Reading postcolonial literature not only makes us better readers and writers, it can also help us to better understand the history of British colonialism – warts and all. Indeed, it was this intimate relationship between literature and empire that the literary critic Edward Said articulated in his reflections on the worldliness of texts and his injunction to critics to speak truth to power. It is precisely such an understanding of British culture and history that the current political establishment would prefer us to forget.

Like his recent policy proposal to design a history curriculum for schools that nostalgically celebrates the achievements of the British empire, secretary of state for education Michael Gove’s move to focus the GCSE English literature on more British texts is a further sign of his postcolonial melancholia. It is a longing for Pax Britannica in an era of financial austerity and right-wing populism.

Kazuo Ishiguro’s 1989 Booker-prize winning text ‘Remains of the Day’ has made the cut. PA/PA Archive

It is important to acknowledge that contemporary authors such as Meera Syal and Kazuo Ishiguro are represented under the heading of “Exploring modern and literary heritage texts” in the draft version of the OCR’s specification for its new English Literature GCSE. Yet the main focus of the set texts in the literature curriculum is Shakespeare and 19th century prose. Similar emphasis exists in other exam boards’ drafts, including AQA’s.

Gone from the OCR’s draft are Amy Tan’s Joy Luck Club and Athol Fugard’s Tsotsi, not to mention American books To Kill a Mockingbird or Of Mice and Men (texts that Gove has denied he wanted banned from the curriculum).

Amnesia about imperialism

If Gove’s ideas about British imperial history are amnesiac, he also seems to forget that English literature was always worldly. In a well-known essay on Charlotte Brontë’s Jane Eyre, Jean Rhys’ Wide Sargasso Sea, and Mary Shelley’s Frankenstein, the literary critic Gayatri Spivak wrote that “it should not be possible to read 19th century British literature without remembering that imperialism, understood as England’s social mission, was a crucial part of the cultural representation of England to the English”. One might say the same about Shakespeare’s The Tempest – a play that stages the politics of colonial dispossession and cultural imperialism using the conventions of a courtly masque.

Reading English literature from the postcolonial world can help to shed further light on the ways in which narrative, genre and metaphor are implicated in Britain’s colonial history. It is no accident that Jane Eyre compares herself to a slave and a “suttee” [sic] in Charlotte Brontë’s eponymous novel.

Yet, as Spivak suggested, it is only by reading this novel in conjunction with Jean Rhys’ 1966 novel Wide Sargasso Sea that one can begin to identify the ways in which Jane’s narrative of upward social mobility is made possible by the spoils of empire. One of the striking achievements of Rhys’ prose was to evoke a Caribbean landscape and history that resisted the authority of the English language and called into question civilising myths of British imperial culture.
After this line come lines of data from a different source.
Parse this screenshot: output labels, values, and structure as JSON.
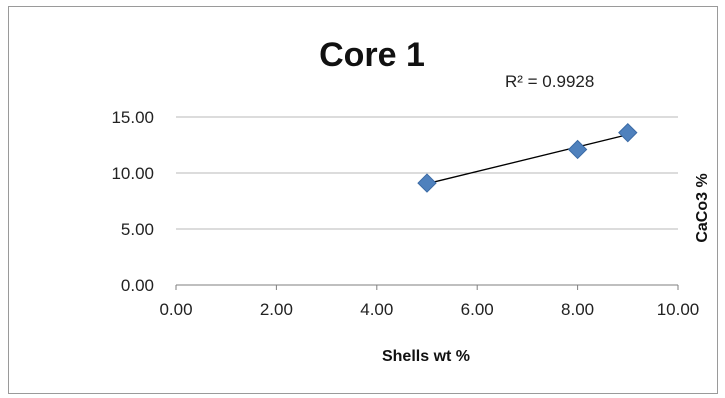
{
  "chart_data": {
    "type": "scatter",
    "title": "Core 1",
    "xlabel": "Shells wt %",
    "ylabel": "CaCo3 %",
    "xlim": [
      0,
      10
    ],
    "ylim": [
      0,
      15
    ],
    "x_ticks": [
      "0.00",
      "2.00",
      "4.00",
      "6.00",
      "8.00",
      "10.00"
    ],
    "y_ticks": [
      "0.00",
      "5.00",
      "10.00",
      "15.00"
    ],
    "x_tick_values": [
      0,
      2,
      4,
      6,
      8,
      10
    ],
    "y_tick_values": [
      0,
      5,
      10,
      15
    ],
    "grid": "horizontal",
    "marker": "diamond",
    "marker_color": "#4f81bd",
    "trendline_color": "#000000",
    "points": [
      {
        "x": 5,
        "y": 9.1
      },
      {
        "x": 8,
        "y": 12.1
      },
      {
        "x": 9,
        "y": 13.6
      }
    ],
    "trendline": {
      "x_start": 5,
      "x_end": 9
    },
    "annotation": "R² = 0.9928"
  }
}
In a similar vein, the Nigerian writer Chinua Achebe used the formal conventions of narrative prose in novels such as Things Fall Apart and Arrow of God to register the complex society and history of Igbo life. He did so in a way that encourages readers to question the cultural stereotypes of African cultures that circulate in 19th century English literary texts such as H. Rider Haggard’s She or Joseph Conrad’s Heart of Darkness (a text which Achebe famously criticised).

Secondary school students, their parents, and most of all their teachers understand very well that a national English literature syllabus has always been shaped by the political agendas and interests of the powerful. What is perhaps less clear is the way in which reading literature should be both a critical and a worldly activity: one that encourages readers to think about literary texts in imaginative ways that speak truth to power.